CGT sociale vaardigheidstraining gecombineerd met toediening van een knuffelhormoon: dat moet samen vast werken! Biedt deze combinatie een perspectief voor die oh zo moeilijk te beïnvloeden beperkingen in de sociale cognities van mensen met psychosen? Het idee voelt meteen goed, maar werkt het ook?
Mensen met psychosespectrumstoornissen (het artikel zelf spreekt trouwens steeds van schizofrenie) kampen vaak met tekorten in hun sociale cognities, zoals beperkingen in theory of mind (TOM), sociale perceptie, sociaal inzicht, attributiestijlen en emotieprocessing. Deze tekorten dragen bij aan een slechtere kwaliteit van leven en functionaliteit. Helaas laten bestaande behandelingen zoals farmacologische en psychosociale interventies of sociaal-cognitieve vaardigheidstrainingen matige en/of tegenstrijdige effecten zien. Alternatieven zijn zeer gewenst.

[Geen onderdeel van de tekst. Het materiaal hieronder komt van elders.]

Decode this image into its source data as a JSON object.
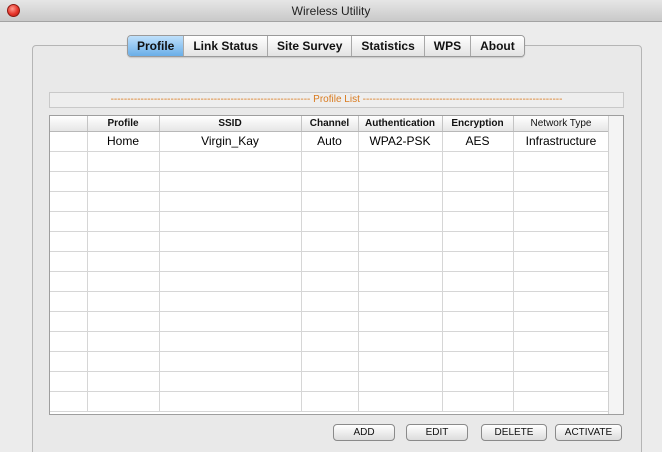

Oxytocine, informeel ook wel aangeduid als een hechtings- of knuffelhormoon, is een stof die, na extra toediening ervan, in gezonde proefpersonen verbeteringen geeft in sociale cognities zoals gezichts- en emotieherkenning, gevoelens van betrouwbaarheid, empathie en TOM. Zou oxytocine dan psychiatrische patiënten met sociale cognitie problemen kunnen helpen? Mensen met psychosespectrumstoornissen blijken een grotere variatie in endogene (eigen) oxytocine-spiegels te hebben. Ze reageren inconsistenter dan gezonde proefpersonen op exogeen toegevoegde oxytocine. Eén min of meer zekere bevinding lijkt wel te zijn dat relatief lage oxytocinespiegels geassocieerd zijn met beperktere sociale cognities, vooral bij vrouwen. Dat is reden om toch maar te onderzoeken of toediening van oxytocine bij psychotische patiënten de sociale cognities verbetert. Trials dienaangaande tonen helaas inconsistente effecten.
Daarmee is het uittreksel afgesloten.